Stainless Steel and Waterless Cookware – A Buyer’s Guide 8

Stainless Steel and Waterless Cookware – A Buyer’s Guide

Stainless Steel and Waterless Cookware is a wonderful choice for use in your kitchen – just look at what the professional chefs use in restaurants and on many cooking shows on TV. The advantages of this type of cookware, including the waterless cookware, are due to the many good qualities of stainless steel itself. The cookware is:

A Nice Qualifier Cookware

1. Durable – They don’t scratch or dent as easily as other types of cookware.

2. Resistant to corrosion.

3. Not harmed by the acids in many foods.

4. Not porous – They don’t let metal (or a metallic taste) out into the food.

5. Shiny and keep their beauty – They work with any kitchen décor.

6. Easy to clean without being coated with Teflon, which can blister and flake off.

7. Able to “brown” food, unlike cookware coated with Teflon -This actually contributes to the food’s flavor and the flavor of pan sauces created from the residue left in the pan.

8. Dishwasher safe.

Stainless Steel and Waterless Cookware A Buyers Guide

Stainless Steel and Waterless Cookware A Buyers Guide – Photo by Dane Deaner on Unsplash

Stainless steel, on its own, has a drawback for use in cookware, however – it doesn’t distribute heat very well. Primarily for this reason, most good stainless steel cookware will be combined with other elements in multiple layers. These extra layers also make for more heavy duty cookware.

Tri Ply (3-ply) cookware consists of an inner and outer layer of polished stainless steel with a solid aluminum core which extends from top to bottom. The aluminum core allows for even heat distribution and avoids hot spots.

The 5-Ply cookware consists of 5 layers of metal. The inner and outer surfaces and an inner layer are stainless steel with aluminum and carbon steel between. The aluminum layer allows for even heat distribution and avoids hot spots.

The 7-Ply cookware consists of seven layers of metal. The inner and outer surfaces and another inner layer are stainless steel. The other 4 layers consist of a carbon steel core for even heating and 3 aluminum / aluminum alloy layers for heat distribution and bonding.

Please note that the 5-Ply and 7-Ply construction may not be that thickness all over, as that could make the cookware too heavy. Good quality cookware would have at least 3 layers all over, one being a good heat conductor. The extra layers may be on the bottom only, possibly in a special capsule. Individual manufacturers may vary the composition.

The newer designations of 9-Element and 12-Element construction are similar to 7-Ply construction. They utilize capsule bottoms with various combinations of metallic elements – I’ll leave it to the scientists to explain the merits of each element.

If you have or are considering getting an induction stove, be aware that not all cookware will work well on them. There needs to be a magnetic property involved. If not indicated in the cookware advertising, you may need to ask.

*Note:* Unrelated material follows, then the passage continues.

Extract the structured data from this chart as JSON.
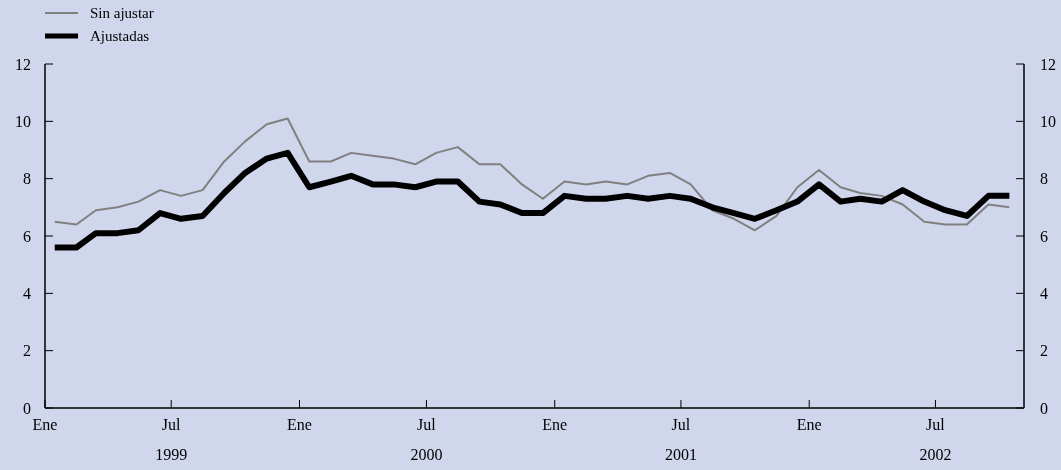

Rest assured, though, that none of the above constructions of stainless steel cookware are necessarily inferior or superior to another. They all may cook a little differently from each other, and professional chefs may favor one over the other, but most users usually love whichever kind they buy.

Stainless Steel and Waterless Cookware – A Buyer’s Guide – or ‘minimum moisture’ cookware – is made of a high grade of stainless steel and is constructed so that the lid almost forms a seal with the pot. It is designed to heat quickly at a medium temperature. When the proper cooking temperature is reached, a valve that vents some of the steam will ‘tell you’ it is time to turn the temperature to low to finish cooking. Waterless cookware is also greaseless cookware.


In the past, waterless cookware sets were so unique that they were sold primarily at in-home demonstrations and trade shows – some are still sold that way. They were also quite expensive — $1,500 or more! Now, quality waterless cookware has become more common and is available to the general public at affordable prices.

Here are some of the additional benefits you can expect from waterless cookware:

1. Save Money – Due to better heat distribution and lower temperatures, there is less food shrinkage and less fuel used in cooking.

2. Save Time – With the lower temperatures, “pot watching” and stirring are eliminated, and food cooks much quicker.

3. Save Work – They’re easier to clean because there is less sticking at the lower temperatures. You can even cook vegetables and fruits without peeling.

4. Save Nutritional Quality – Scientific studies show that fewer vitamins and minerals are lost into the water when a minimal amount of water is used. You can also cook with minimal grease – very helpful for those of use trying to lower the fat and cholesterol in our diets.

5. Save and Improve Flavor – Foods cook in their own natural juices and taste better, Stainless Steel and Waterless Cookware – A Buyer’s Guide.